No matter how well-written a document is, a single mistake can eclipse the quality of the rest of the communication and become the thing that the readers remember the most. Regardless of how long you’ve worked on a document or many times you’ve reviewed it, if you’ve made any recent changes to it or are not 100 percent sure it reads flawlessly, it’s important to sweat the details with one final proof and not settle for anything less than perfection. These guidelines will help.

  1. Rest between writing and proofing - Once you’ve finished a piece, take a break from it for as long as possible to give your mind time to forget about it and fill itself with other thoughts. This distance will allow you to come back to proof your piece as objectively as possible.
  1. Change environments - Before you begin proofing, find a space away from your normal workspace – an empty conference room or a bench in an open area, for example – that will allow you to get away from the usual email, phone and people distractions. Not only will this change of location allow you the quietness to concentrate more easily, it will take you away from the comfort zone of your familiar computer, desk and chair to give you that extra sharpness to scrutinize copy better.
  1. Proof on hard copy - This could be the single most important guideline for proofing. Always review your work on hard copy. Proofing on hard copy allows you to read a printed text more naturally, enabling you to look down to read instead of looking horizontally. It also lets you take printed text with you to an optimal location for reading, and it helps you review with a keener eye because you’re breaking away from that familiar and comfortable computer screen.

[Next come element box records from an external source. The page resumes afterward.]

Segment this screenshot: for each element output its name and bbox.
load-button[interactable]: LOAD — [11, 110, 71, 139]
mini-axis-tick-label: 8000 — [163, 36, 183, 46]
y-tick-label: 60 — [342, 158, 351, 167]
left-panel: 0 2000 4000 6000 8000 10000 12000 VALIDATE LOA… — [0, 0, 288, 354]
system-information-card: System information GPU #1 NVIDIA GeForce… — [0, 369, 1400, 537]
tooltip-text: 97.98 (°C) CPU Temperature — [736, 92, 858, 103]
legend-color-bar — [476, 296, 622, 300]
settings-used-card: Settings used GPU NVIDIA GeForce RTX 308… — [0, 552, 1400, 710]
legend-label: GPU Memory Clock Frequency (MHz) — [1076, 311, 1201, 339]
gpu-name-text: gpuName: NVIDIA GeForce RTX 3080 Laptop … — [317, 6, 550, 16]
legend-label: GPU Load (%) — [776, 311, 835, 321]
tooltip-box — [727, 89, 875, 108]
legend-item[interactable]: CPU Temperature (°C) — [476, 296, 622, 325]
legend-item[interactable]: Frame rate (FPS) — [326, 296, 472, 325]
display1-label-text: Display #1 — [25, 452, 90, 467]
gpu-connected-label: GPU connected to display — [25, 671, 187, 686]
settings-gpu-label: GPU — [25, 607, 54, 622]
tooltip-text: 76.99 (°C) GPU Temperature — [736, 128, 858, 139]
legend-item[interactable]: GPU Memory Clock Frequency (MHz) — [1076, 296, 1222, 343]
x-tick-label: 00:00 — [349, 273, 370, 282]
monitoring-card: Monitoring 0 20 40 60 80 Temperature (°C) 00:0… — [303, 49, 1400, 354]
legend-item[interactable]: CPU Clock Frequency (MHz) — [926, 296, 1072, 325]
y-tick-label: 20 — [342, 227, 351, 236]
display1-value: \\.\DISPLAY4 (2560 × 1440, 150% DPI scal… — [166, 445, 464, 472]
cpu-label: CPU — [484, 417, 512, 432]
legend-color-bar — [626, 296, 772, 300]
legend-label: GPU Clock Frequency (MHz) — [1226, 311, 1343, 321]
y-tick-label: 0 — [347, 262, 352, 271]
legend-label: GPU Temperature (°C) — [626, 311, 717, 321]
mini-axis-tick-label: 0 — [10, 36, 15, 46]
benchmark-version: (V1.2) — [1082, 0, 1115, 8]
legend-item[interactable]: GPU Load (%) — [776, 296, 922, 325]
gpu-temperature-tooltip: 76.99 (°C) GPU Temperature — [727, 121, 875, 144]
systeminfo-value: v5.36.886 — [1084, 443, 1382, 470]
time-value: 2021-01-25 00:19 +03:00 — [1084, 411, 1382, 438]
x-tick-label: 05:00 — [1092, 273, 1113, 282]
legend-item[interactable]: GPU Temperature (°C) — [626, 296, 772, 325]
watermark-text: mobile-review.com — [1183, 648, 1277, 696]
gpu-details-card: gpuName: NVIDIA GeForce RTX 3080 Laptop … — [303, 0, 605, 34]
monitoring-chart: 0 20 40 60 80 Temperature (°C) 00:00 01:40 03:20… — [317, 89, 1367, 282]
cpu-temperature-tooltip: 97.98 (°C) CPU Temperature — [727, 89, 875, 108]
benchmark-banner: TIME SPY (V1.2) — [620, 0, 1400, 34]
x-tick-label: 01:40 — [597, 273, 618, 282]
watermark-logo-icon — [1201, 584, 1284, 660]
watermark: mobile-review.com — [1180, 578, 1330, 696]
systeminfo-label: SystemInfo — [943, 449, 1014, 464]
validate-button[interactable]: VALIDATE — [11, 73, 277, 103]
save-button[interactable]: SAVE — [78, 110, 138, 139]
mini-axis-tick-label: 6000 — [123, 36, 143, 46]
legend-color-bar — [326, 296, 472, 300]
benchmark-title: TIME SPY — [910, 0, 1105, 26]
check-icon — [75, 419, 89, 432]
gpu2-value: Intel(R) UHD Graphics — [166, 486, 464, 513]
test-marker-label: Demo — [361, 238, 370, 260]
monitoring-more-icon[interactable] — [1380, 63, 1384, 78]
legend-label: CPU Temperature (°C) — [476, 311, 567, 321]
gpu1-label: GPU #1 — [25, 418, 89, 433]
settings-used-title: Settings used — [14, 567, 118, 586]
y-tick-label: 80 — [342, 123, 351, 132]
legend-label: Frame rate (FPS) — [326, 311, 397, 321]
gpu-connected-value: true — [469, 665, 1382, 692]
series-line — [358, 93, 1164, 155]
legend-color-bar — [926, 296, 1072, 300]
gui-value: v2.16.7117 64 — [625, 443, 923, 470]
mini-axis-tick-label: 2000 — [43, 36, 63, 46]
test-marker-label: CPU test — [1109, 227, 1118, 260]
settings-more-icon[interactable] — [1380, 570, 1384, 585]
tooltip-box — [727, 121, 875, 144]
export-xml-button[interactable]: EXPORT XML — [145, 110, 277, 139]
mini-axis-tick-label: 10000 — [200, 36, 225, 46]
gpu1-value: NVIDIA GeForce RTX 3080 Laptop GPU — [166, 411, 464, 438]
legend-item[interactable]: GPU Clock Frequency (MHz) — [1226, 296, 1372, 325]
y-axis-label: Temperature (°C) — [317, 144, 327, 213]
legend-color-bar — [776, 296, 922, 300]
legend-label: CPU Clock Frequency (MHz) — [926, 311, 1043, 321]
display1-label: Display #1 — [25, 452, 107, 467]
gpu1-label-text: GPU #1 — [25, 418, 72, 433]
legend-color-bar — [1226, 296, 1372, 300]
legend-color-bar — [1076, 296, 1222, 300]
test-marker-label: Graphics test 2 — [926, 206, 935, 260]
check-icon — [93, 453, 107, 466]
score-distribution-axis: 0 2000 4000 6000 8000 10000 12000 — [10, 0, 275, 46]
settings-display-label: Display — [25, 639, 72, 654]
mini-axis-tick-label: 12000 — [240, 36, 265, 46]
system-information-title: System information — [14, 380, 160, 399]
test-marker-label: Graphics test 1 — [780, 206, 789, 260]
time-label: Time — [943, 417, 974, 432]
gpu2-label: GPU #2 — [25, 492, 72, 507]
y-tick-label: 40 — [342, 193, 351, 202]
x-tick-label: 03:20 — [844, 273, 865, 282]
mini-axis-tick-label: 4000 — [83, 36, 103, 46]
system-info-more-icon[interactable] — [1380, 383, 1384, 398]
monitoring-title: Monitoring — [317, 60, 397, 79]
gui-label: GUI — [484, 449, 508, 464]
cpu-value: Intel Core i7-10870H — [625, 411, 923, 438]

  1. Read out loud - Similar to reviewing on hard copy, this can prove an invaluable aid that enables you to see your work from a different perspective and judge it more objectively and minutely. By rendering your piece in an oral format, you can take advantage of a different one of your five senses to pick up on errors, discrepancies and questionable passages.
  1. Proof at least two full times - Begin your proof with a preliminary skim of the document to ensure that major typographical features – such as font size, line spacing, text alignment and bullet indentation – are correct and consistent. Next, make one complete editorial read-through (pass), reading it at about the same speed and level of detail as your intended audience will upon first reading. Then make your second pass, reading v-e-r-y slowly to scrutinize and ponder everything from spelling and punctuation to grammar and word order, and also to look for errors that you may have missed on the first pass and to fix any errors you may have introduced on your first pass.